The bill, which was approved by the House Financial Services Committee by a vote of 50 to 10, would name the Fed as the primary Volcker Rule regulator, with the goal of streamlining the rule which is currently enforced by five separate regulators.
As 16 of the committee’s Democrats joined with Republicans in supporting the bill, the degree of bipartisan support for the measure could suggest House lawmakers will endeavor to include it in a broader bill easing bank rules that previously passed the Senate. Large banks have aggressively lobbied Congress for relief from the Volcker Rule for months.
The financial industry was quick to express its approval of the committee vote and argued the bill be considered as part of the broader effort to ease bank rules.
“As Congress considers revisions to financial regulation, this bill will provide greater certainty to market participants to the benefit of investors, capital formation and economic growth,” said Kenneth Bentsen, Jr., president and CEO of the Securities Industry and Financial Markets Association, in a statement.
The attempt to alter the rule through Congress comes as regulators have already embarked on the task of rewriting the rule themselves, under a process that requires all five regulators to agree on changes.
The Volcker rule, finalized in 2013, following the Dodd Frank financial reform legislation passed in the wake of the 2008 financial crisis, restricts U.S. banks from making certain kinds of speculative transactions on their own account and from investing in hedge funds.

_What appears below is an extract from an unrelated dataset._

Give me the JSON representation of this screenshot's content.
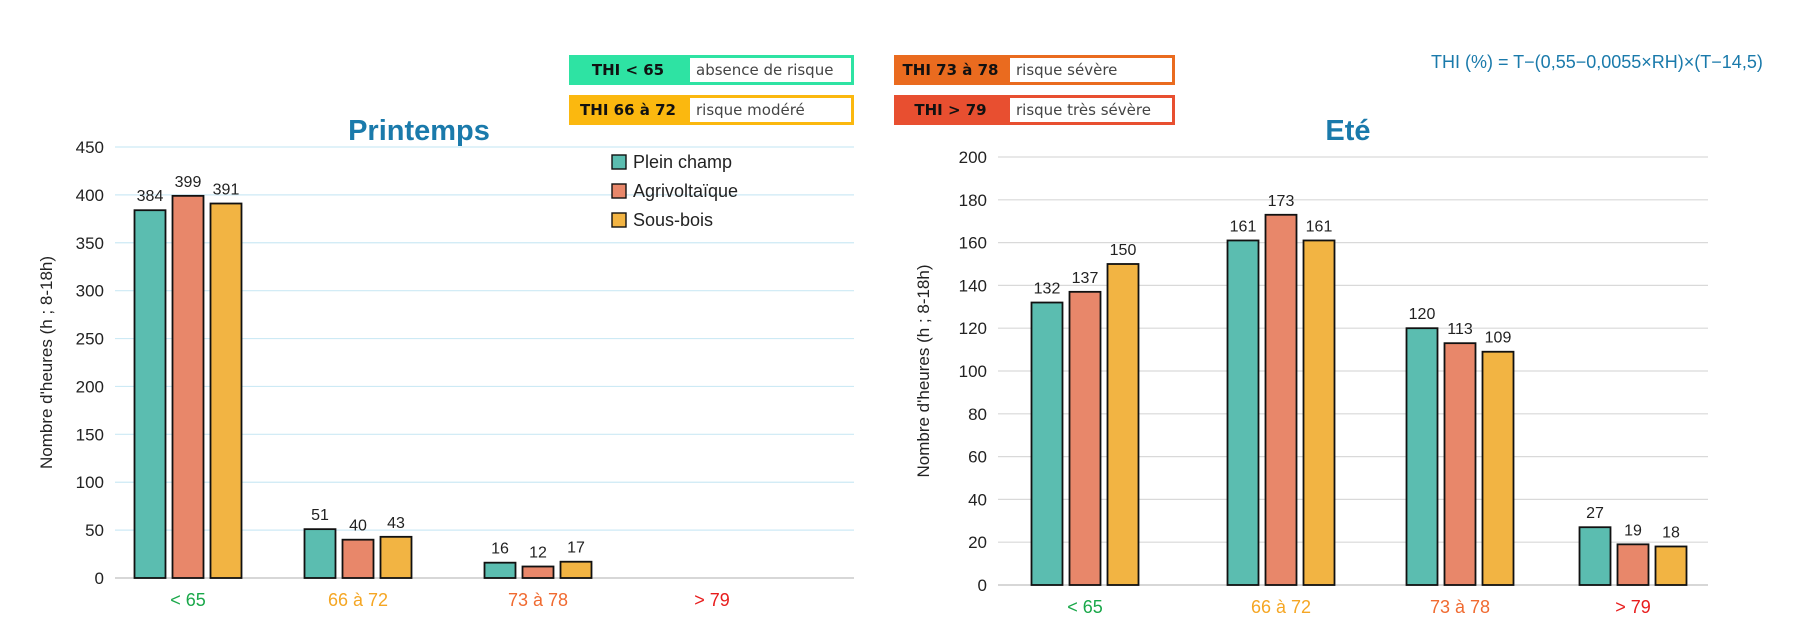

Bank executives have complained that the current rule is confusing and difficult to follow, chilling trading activity that otherwise would be permitted.
Beyond giving the Fed sole authority to rewrite the rule, the legislation also would require the primary regulator for a particular financial firm to serve as the sole supervisor for Volcker rule compliance. Currently, all five regulators share supervision and enforcement authority, an arrangement banks have called unworkable.
The bill must be passed by the full House, the Senate, and signed by President Donald Trump before it becomes law. The bill also would exempt banks with less than $10 billion in assets from the Volcker Rule altogether.
Streamlining Volcker rule compliance has been a top priority for large banks which have pushed for it to be included in the Senate bill easing bank rules, which is pending in the House.
However, Representative Jeb Hensarling, who heads up banking policy in the House, has insisted the Senate bill needs further changes, and is pushing for dozens of House bills that have received bipartisan support to be added to the measure.
The Volcker bill also appears to fit that requirement.